Les médias ont été trop complaisants, on n’a parlé que du PS, au détriment de la majorité - ont répété à l’envi les ténors du parti majoritaire. S’il est vrai que dans ce pays les médias font hélas preuve d’une grande servilité envers les puissants (on pense à l’objectivité de M. Elkabbach, o{u à l’interview de complaisance donné par Claire Chazal à son ami DSK), couvrir les débats des primaires -événement sans précédent en France- relevait de la juste information. On serait d’ailleurs tenté de dire que c’est de bonne guerre, avec un Président de la République en perpétuelle campagne omniprésent à la télévision… L’UMP a doit exercé son droit de réponse médiatique, et l’a bien mal fait, au cours d’une Convention sur le projet socialiste: longtemps, l’UMP a reproché aux socialistes, non sans raison, de n’avoir que l’antisarkozysme en guise de programme; et maintenant, l’UMP se définit… par rapport au projet socialiste, et par des attaques personnelles déplacées envers François Hollande, candidat à peine intronisé; un Jean-François Copé déguisé pour l’occasion en Jean-Pierre Foucault, selon le mot amusant d’Arnaud Montebourg; une Nadine Morano plus hargneuse et plus approximative que jamais; le tout dans une parodie de jeu télévisé visant à chiffrer le programme socialiste. Sans doute ce projet pose-t-il beaucoup de questions quant à son réalisme et à son financement; fallait-il pour autant, en guise de réponse, ne faire que des additions et oublier les soustractions, c’est-à-dire comptabiliser les dépenses mais non les recettes, ce qui est un peu gênant lorsque l’on prétend donner des leçons d’orthodoxie budgétaire ? fallait-il pousser la caricature jusqu’à inventer des mesures jamais proposées par les socialistes ? Ce spectacle n’a fait que renforcer François Hollande dans l’opinion publique.

M. Copé aurait-il voulu torpiller ainsi la candidature de Nicolas Sarkozy à sa propre succession, qu’il ne n’y serait pas pris autrement.
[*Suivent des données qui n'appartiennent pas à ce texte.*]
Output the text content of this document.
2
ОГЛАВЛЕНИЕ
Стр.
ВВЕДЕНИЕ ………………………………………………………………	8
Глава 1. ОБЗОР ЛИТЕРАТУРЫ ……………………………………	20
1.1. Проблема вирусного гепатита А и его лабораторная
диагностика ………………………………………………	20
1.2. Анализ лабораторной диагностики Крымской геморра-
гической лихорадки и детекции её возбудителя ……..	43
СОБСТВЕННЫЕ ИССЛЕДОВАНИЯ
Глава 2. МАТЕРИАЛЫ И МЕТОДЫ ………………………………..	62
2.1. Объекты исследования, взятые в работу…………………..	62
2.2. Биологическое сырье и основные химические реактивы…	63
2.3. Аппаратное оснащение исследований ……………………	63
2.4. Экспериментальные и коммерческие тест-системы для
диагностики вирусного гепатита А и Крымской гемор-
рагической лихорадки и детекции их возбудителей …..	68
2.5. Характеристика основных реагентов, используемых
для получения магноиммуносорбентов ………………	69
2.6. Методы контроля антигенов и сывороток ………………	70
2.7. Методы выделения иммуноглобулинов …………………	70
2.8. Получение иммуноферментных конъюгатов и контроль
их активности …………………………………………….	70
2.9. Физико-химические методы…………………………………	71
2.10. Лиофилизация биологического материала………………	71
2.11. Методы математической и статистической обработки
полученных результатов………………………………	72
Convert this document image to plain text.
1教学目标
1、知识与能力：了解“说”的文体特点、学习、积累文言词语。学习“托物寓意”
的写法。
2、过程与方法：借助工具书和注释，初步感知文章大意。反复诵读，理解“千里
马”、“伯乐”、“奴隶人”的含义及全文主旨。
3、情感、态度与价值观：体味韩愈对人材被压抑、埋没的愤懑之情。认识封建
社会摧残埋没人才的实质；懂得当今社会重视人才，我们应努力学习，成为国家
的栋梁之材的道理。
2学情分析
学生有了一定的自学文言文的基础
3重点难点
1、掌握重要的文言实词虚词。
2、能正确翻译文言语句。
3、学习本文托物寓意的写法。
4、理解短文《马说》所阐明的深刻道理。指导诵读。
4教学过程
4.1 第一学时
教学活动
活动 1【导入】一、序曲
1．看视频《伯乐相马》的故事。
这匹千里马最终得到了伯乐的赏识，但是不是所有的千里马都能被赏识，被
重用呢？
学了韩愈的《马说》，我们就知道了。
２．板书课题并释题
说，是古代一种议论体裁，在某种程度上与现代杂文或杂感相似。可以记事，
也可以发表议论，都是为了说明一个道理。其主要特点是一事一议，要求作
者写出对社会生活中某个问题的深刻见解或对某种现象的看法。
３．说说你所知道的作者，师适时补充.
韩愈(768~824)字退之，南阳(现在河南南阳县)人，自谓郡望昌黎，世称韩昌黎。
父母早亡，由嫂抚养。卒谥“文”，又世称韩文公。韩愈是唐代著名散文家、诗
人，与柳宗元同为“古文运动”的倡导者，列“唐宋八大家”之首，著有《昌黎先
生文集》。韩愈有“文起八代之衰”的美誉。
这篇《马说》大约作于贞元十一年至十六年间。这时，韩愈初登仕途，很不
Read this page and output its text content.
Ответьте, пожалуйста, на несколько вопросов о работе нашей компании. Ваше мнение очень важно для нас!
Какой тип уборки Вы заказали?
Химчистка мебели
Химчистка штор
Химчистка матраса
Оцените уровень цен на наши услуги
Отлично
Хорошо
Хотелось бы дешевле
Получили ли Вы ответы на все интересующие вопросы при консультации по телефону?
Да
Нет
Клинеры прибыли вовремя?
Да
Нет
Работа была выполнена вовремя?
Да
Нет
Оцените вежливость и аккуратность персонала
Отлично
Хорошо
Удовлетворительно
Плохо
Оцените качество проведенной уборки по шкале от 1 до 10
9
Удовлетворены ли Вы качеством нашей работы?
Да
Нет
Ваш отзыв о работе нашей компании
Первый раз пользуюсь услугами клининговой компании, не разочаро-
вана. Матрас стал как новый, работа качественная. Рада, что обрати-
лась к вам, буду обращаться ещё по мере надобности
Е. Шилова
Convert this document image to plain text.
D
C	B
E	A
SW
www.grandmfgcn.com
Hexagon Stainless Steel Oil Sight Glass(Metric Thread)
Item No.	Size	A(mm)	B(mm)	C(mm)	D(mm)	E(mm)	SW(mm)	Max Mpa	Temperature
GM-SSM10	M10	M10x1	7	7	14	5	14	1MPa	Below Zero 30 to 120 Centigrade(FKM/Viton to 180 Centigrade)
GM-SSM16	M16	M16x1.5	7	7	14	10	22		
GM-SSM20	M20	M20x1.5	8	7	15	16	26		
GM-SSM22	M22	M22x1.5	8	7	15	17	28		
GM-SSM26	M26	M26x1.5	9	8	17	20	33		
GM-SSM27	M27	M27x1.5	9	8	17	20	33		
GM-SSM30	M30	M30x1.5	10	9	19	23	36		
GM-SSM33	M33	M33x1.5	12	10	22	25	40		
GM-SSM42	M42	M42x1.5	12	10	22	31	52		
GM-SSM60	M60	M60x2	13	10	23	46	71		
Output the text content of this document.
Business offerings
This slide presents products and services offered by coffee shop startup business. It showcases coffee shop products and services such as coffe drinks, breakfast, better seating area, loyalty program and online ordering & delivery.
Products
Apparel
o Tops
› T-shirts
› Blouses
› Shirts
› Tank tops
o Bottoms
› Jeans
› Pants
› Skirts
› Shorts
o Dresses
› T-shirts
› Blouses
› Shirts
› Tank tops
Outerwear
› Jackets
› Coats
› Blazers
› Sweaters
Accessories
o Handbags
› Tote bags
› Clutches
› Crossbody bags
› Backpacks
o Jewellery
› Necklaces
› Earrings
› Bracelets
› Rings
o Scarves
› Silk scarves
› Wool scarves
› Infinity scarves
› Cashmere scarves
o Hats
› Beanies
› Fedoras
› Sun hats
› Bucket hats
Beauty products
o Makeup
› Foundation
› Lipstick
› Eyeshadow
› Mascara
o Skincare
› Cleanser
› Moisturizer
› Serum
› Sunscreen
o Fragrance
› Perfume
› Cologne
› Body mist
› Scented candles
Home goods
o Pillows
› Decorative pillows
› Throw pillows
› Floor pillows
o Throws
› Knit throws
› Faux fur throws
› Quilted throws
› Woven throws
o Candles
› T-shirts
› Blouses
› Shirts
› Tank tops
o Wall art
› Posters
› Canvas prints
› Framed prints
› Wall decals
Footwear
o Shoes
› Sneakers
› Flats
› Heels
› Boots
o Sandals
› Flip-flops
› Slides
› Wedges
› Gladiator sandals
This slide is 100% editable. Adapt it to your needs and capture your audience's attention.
Sans doute les accusations à son égard de « jouer perdant » en 2012 afin de mieux réussir 2017 ne sont-elles pas totalement infondées… A se demander pour quelle raison le Président lui a confié les clés de son parti. Il faut pourtant comprendre la nervosité de M. Copé : l’idée des primaires à droite pour 2017 fait son chemin, et lui qui se voyait déjà « candidat virtuel » de l’UMP doit réaliser que dans une primaire ouverte, il est loin d’être acquis que l’amour du peuple de droite se porte sur sa personne…

D’accord pour des primaires en 2017, mais pas pour 2012, ont argumenté, le premier ministre en tête, ceux qui à droite sont plus ouverts aux primaires, mais ne veulent surtout pas qu’elles soient appliquées tout de suite. Et de mettre en avant les institutions américaines, dans lesquelles le Président sortant ne se soumet pas à une primaire. Pourtant, aucune loi, aucun argument de bon sens, ne vient au secours de cette idée. Au vu d’ailleurs des sondages calamiteux pour Nicolas Sarkozy, on peut d’ailleurs se dire que l’UMP aurait tout intérêt à prendre son courage à deux mains, et à se trouver un autre candidat pour 2012; de préférence avant le mois de Mars, date présumée de la déclaration de candidature de Sarkozy, car un candidat à la présidentielle ne se construit pas vraiment en deux mois…

En résumé: Ces primaires ont contribué à dépoussiérer notre démocratie. On peut certes s’interroger sur l’intérêt qu’il y a eu de faire signer aux votants une « charte des valeurs de gauche », détruite avec les listes après le scrutin, qui n’a pas empêcher ceux des électeurs de droite qui voulaient venir troubler le jeu de le faire, mais qui par contre a fait reculer nombre de Français non étiquetés à gauche mais tentés par l’expérience démocratique de la primaire; Les socialistes se sont en cela inspirés des primaires américaines, dans lesquelles on doit se déclarer sympathisant démocrate ou républicain. A quand des primaires dans chaque parti, pour lesquelles tout citoyen choisira librement de participer à une, plusieurs, toutes, ou aucune élection, sans avoir pour autant à s’affubler d’une étiquette politique ?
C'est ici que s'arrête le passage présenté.